Я увидел его ноги в ярде от себя. Марсель с довольным видом перекладывал в карман крупную сумму, которую я всегда носил с собой. Бумажник он держал в левой руке, зацепив ружье за предохранительную скобу средним пальцем той же руки. Он был настолько поглощен этим занятием, что даже не заметил, как я немного подтянулся, чтобы крепче ухватиться за веревки, фиксирующие мои руки.
А в следующий момент я уже сильным рывком выбросил вперед свое тело, вложив в бросок всю ненависть, ярость и боль, переполнявшие меня. Неожиданно для себя Марсель пошатнулся от моей подсечки, потерял равновесие и упал прямо на меня, а потом уже соскользнул на пол. При этом он не издал ни звука, но голова его конвульсивно задергалась.

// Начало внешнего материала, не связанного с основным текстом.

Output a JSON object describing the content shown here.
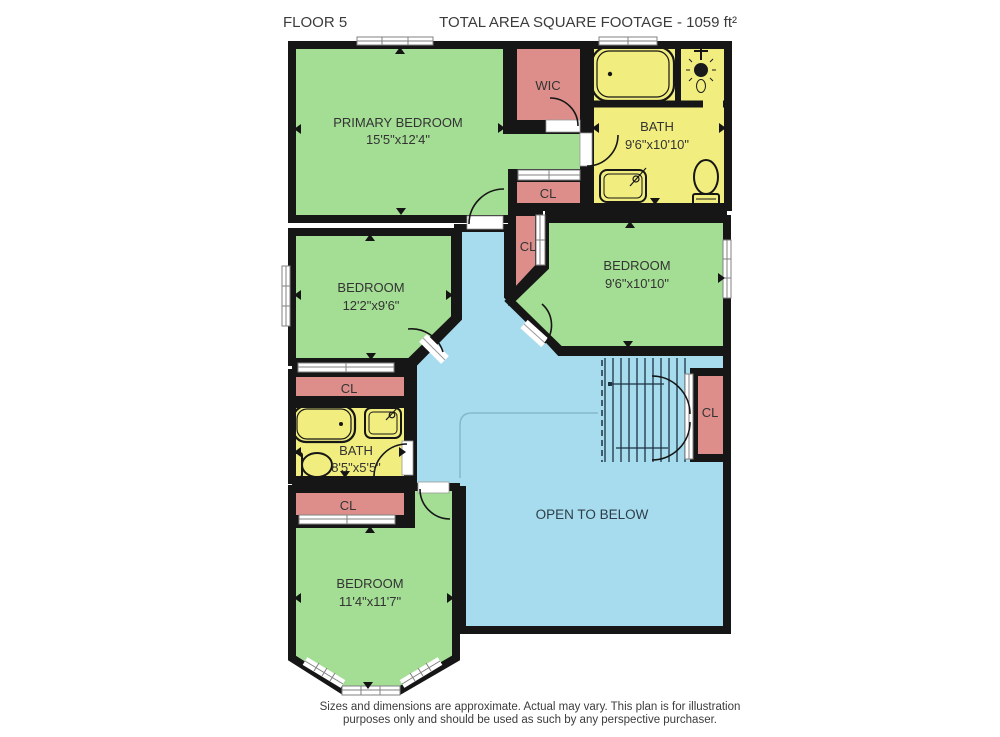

Был ли это бессознательный рефлекс или осознанное движение тела, скованного пароксизмом боли, — я не разобрался, да и не стал выяснять. Выпрямившись, я отступил назад, насколько позволяли мои узы, и снова обрушился на него.
Во мне шевельнулось смутное удивление: каким образом его голова еще держится на плечах? Конечно, обращаться с ним таким образом было совершенно непорядочно с моей стороны, но ведь я тоже имел дело с непорядочными людьми.

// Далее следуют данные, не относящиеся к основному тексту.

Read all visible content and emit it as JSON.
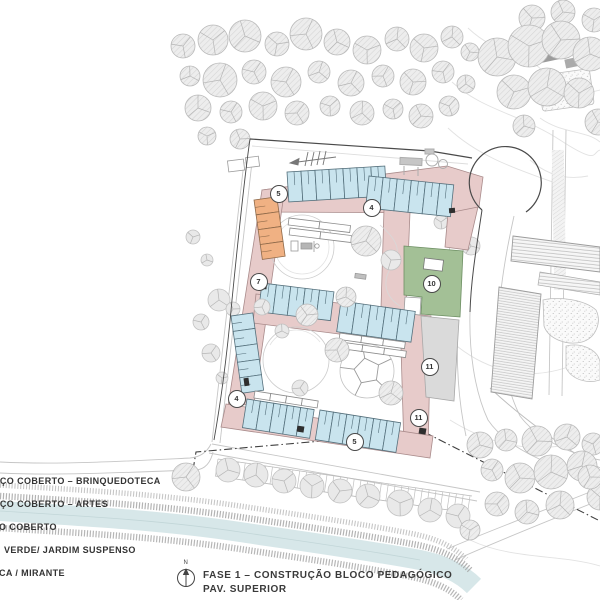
{
  "drawing": {
    "title_line1": "FASE 1 – CONSTRUÇÃO BLOCO PEDAGÓGICO",
    "title_line2": "PAV. SUPERIOR",
    "north_label": "N"
  },
  "legend": {
    "items": [
      {
        "label": "AÇO COBERTO – BRINQUEDOTECA"
      },
      {
        "label": "AÇO COBERTO – ARTES"
      },
      {
        "label": "O COBERTO"
      },
      {
        "label": "VERDE/ JARDIM SUSPENSO"
      },
      {
        "label": "CA / MIRANTE"
      }
    ]
  },
  "markers": [
    {
      "label": "5"
    },
    {
      "label": "4"
    },
    {
      "label": "7"
    },
    {
      "label": "10"
    },
    {
      "label": "11"
    },
    {
      "label": "4"
    },
    {
      "label": "11"
    },
    {
      "label": "5"
    }
  ],
  "colors": {
    "classroom_blue": "#c9e4ee",
    "circulation_pink": "#e7cbca",
    "block_orange": "#f0b183",
    "green_roof": "#a3c096",
    "terrace_gray": "#dadada",
    "water": "#d7e7e9"
  },
  "icons": {
    "north_arrow": "north-arrow-icon",
    "survey_arrow": "survey-arrow-icon",
    "playground_pentagon": "pentagon-climber-icon",
    "play_equipment": "play-equipment-icon"
  }
}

Ружье все еще держалось на среднем пальце его левой руки. Я отцепил его носком ботинка и попытался поднять, зажав между ступнями, но коэффициент трения металла и кожи был довольно низок, ружье выскальзывало и падало на пол. Тогда я начал шаркать пятками об пол, и наконец стянул ботинки, а потом, тем же методом, но с большей затратой времени — носки. При этом я изрядно содрал кожу и заработал солидную порцию заноз, но практически не испытал никаких неприятных ощущений: у меня так сильно болело лицо, что любое более слабое раздражение и боль казались пустяковыми и как будто вовсе не существовали.
Босыми ногами я уже крепко обхватил ружье. Не выпуская его, я свел вместе концы веревки, и подтянувшись, ухватился за балку. Таким образом я получил четыре фута веревки, которой можно было оперировать более чем достаточно. Я повис на левой руке и, подтянув колени, потянулся вниз правой. Еще мгновение — и ружье оказалось у меня в руках.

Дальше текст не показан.